Motoboy receberá indenização por danos morais e estéticos


Por: SINAIT
Edição: SINAIT
16/08/2011



Um acidente ocorrido quando um motoboy estava a serviço da empresa motivou a reclamação trabalhista reivindicando indenização por danos morais e estéticos. O trabalhador ficou com uma perna mais curta e uma cicatriz na coxa como sequelas do acidente.


A empresa contestou a decisão do Tribunal Regional alegando que o acidente foi causado por terceiro e que o motoboy escolheu a profissão de risco por conta própria, mas os argumentos não foram aceitos pelos ministros do Tribunal Superior do Trabalho – TST. O trabalhador receberá uma indenização.

 

Veja mais detalhes da decisão na matéria a seguir: 

 

15-8-2011 - TST

Motoboy receberá indenização de R$ 30 mil por danos morais e estéticos

Dirceu Arcoverde

 

A Terceira Turma do Tribunal Superior do Trabalho não conheceu recurso da I.R. Costola e dessa forma ficou mantida a decisão do Tribunal Regional do Trabalho da 2ª Região (SP) que condenou a empresa ao pagamento de indenização por danos morais e estéticos no valor de R$ 33 mil a um motoboy que sofreu acidente quando prestava serviços para a empresa. Do acidente, restou como sequela um encurtamento de 2,5 cm na perna direita e cicatriz cirúrgica na região lateral da coxa direita.
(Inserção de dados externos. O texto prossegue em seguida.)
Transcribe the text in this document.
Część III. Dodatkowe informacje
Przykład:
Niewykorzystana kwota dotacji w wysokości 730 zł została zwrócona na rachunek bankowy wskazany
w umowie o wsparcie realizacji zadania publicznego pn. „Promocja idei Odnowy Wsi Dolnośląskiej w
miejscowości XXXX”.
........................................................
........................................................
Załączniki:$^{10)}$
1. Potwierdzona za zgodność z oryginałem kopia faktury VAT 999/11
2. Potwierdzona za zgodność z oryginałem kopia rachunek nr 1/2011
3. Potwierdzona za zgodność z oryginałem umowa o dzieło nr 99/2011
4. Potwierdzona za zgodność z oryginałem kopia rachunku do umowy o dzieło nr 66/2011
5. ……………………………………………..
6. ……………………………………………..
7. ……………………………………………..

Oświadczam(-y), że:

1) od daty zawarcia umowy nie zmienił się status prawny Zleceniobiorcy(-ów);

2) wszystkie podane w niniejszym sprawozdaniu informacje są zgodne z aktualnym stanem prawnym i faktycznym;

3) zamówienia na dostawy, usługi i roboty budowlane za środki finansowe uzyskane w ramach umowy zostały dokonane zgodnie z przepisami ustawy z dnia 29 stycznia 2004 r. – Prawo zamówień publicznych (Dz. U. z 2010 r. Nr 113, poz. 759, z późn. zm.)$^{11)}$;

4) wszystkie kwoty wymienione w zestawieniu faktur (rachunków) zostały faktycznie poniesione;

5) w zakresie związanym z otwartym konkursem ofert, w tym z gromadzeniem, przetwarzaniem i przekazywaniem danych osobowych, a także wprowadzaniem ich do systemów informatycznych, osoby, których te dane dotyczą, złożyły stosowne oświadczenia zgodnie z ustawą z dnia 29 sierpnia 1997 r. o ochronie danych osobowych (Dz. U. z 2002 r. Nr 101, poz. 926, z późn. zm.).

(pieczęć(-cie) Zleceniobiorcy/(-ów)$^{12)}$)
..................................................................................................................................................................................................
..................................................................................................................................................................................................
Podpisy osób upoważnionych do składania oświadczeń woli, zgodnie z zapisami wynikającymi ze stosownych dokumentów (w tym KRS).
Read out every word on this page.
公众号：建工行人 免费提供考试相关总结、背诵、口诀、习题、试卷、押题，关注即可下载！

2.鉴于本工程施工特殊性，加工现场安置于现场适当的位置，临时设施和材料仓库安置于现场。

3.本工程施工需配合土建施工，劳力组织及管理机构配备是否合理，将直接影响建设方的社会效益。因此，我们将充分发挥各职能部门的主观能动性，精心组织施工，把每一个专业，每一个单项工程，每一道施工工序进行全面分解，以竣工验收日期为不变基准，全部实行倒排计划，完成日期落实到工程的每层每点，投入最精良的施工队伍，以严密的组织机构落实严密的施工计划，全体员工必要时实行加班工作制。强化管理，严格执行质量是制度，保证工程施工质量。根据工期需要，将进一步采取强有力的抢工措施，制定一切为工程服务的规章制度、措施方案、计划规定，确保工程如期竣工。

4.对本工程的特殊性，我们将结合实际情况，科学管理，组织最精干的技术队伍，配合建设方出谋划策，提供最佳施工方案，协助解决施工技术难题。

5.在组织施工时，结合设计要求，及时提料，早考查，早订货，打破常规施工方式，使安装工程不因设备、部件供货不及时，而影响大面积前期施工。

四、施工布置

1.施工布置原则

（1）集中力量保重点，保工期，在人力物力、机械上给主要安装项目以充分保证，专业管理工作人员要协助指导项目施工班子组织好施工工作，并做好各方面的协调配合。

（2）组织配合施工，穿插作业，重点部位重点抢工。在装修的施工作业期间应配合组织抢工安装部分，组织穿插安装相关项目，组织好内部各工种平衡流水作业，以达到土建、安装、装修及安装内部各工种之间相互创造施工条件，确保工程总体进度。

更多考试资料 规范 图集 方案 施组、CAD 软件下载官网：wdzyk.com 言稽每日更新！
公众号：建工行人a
O TRT2 entendeu que o dano moral e estético eram devidos ao analisar o recurso contra sentença da vara do trabalho que havia negado a indenização. Para o regional o argumento da empresa de que motoboy escolheu por “contra própria” a profissão ficando exposto aos perigos do trânsito demonstrou desconsideração com a condição humana do empregado que apesar de possuir capacidade para o trabalho não afasta a responsabilidade pelo dano de natureza extrapatrimonial causado. O motoboy estava no momento do acidente a serviço da empresa.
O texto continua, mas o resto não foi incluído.